22.07.2003: GRÜNE JUGEND zum parteiübergreifenden Konsens bei der Reform des Gesundheitssystems

Gestern früh kam es nach zähen Marathonverhandlungen zu einem parteiübergreifenden Konsens bei der Reform des Gesundheitssystems. Zu den erzielten Eckpunkten erklärt Ines Eichmüller, Bundesvorstandssprecherin der GRÜNEN JUGEND:

"Einige gute Vorschläge von BÜNDNIS90/DIE GRÜNEN lassen sich erkennen, aber leider auch viele schlechte, die vor allem von der Union gefordert wurden. Die GRÜNE JUGEND begrüßt den Schritt hin zu mehr Wettbewerb. Die geplante Neuregelung bei den Apotheken wird beispielsweise zu einem längst überfälligen Aufbrechen der oligarchischen Strukturen im Gesundheitssystem führen. Viele Vorschläge, vor allem von Seiten der Union, sind hingegen schlichtweg unsozial- und belasten einseitig bestimmte Bevölkerungsgruppen.

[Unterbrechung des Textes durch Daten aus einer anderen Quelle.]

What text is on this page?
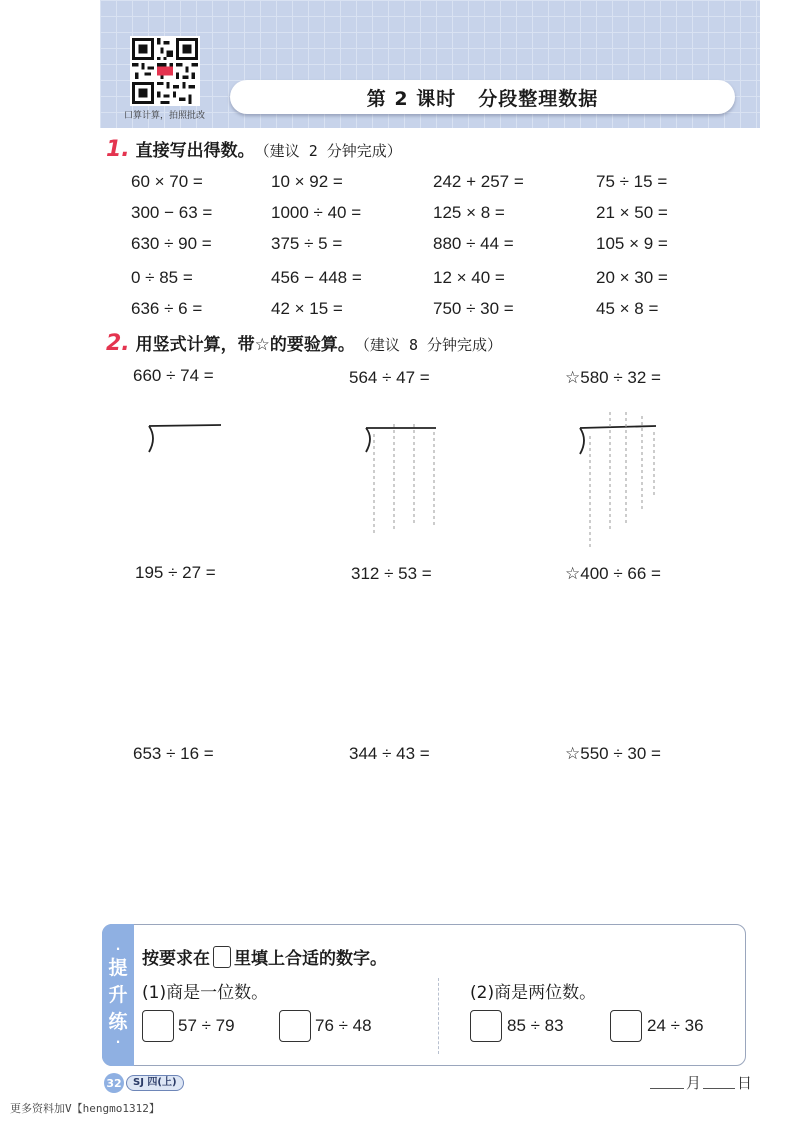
口算计算，拍照批改
第 2 课时 分段整理数据
1. 直接写出得数。 （建议 2 分钟完成）
60 × 70 =	10 × 92 =	242 + 257 =	75 ÷ 15 =
300 − 63 =	1000 ÷ 40 =	125 × 8 =	21 × 50 =
630 ÷ 90 =	375 ÷ 5 =	880 ÷ 44 =	105 × 9 =
0 ÷ 85 =	456 − 448 =	12 × 40 =	20 × 30 =
636 ÷ 6 =	42 × 15 =	750 ÷ 30 =	45 × 8 =
2. 用竖式计算，带☆的要验算。 （建议 8 分钟完成）
660 ÷ 74 =	564 ÷ 47 =	☆580 ÷ 32 =
195 ÷ 27 =	312 ÷ 53 =	☆400 ÷ 66 =
653 ÷ 16 =	344 ÷ 43 =	☆550 ÷ 30 =
·
提
升
练
·
按要求在 里填上合适的数字。
(1)商是一位数。	(2)商是两位数。
57 ÷ 79	76 ÷ 48	85 ÷ 83	24 ÷ 36
32	SJ 四(上)	月 日
更多资料加V【hengmo1312】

Die steigenden Zuzahlungen im Gesundheitsbereich sind unfair. Wir hoffen, dass es nicht dazu kommt, junge Menschen mit wenig Geld verstärkt zur Kasse zu bitten. Die GRÜNE JUGEND sieht mit großer Sorge, dass dies bei SozialhilfeempfängerInnen durch mindestens einen Euro Selbstbeteiligung vorgesehen ist. Die GRÜNE JUGEND kritisiert diese Entwicklung und fordert die Verhandlungsführer auf, sich sinnvollen Reformen des Gesundheitssystems zuzuwenden wie etwa der Einführung einer Positivliste bei Medikamenten. Tiefgreifende Strukturreformen hin zu einer BürgerInnenversicherung sind längst überfällig. Wer hätte es anders erwartet: Solche notwendigen Schritte scheitern vor allem an der strukturkonservativen lobbytreuen Union."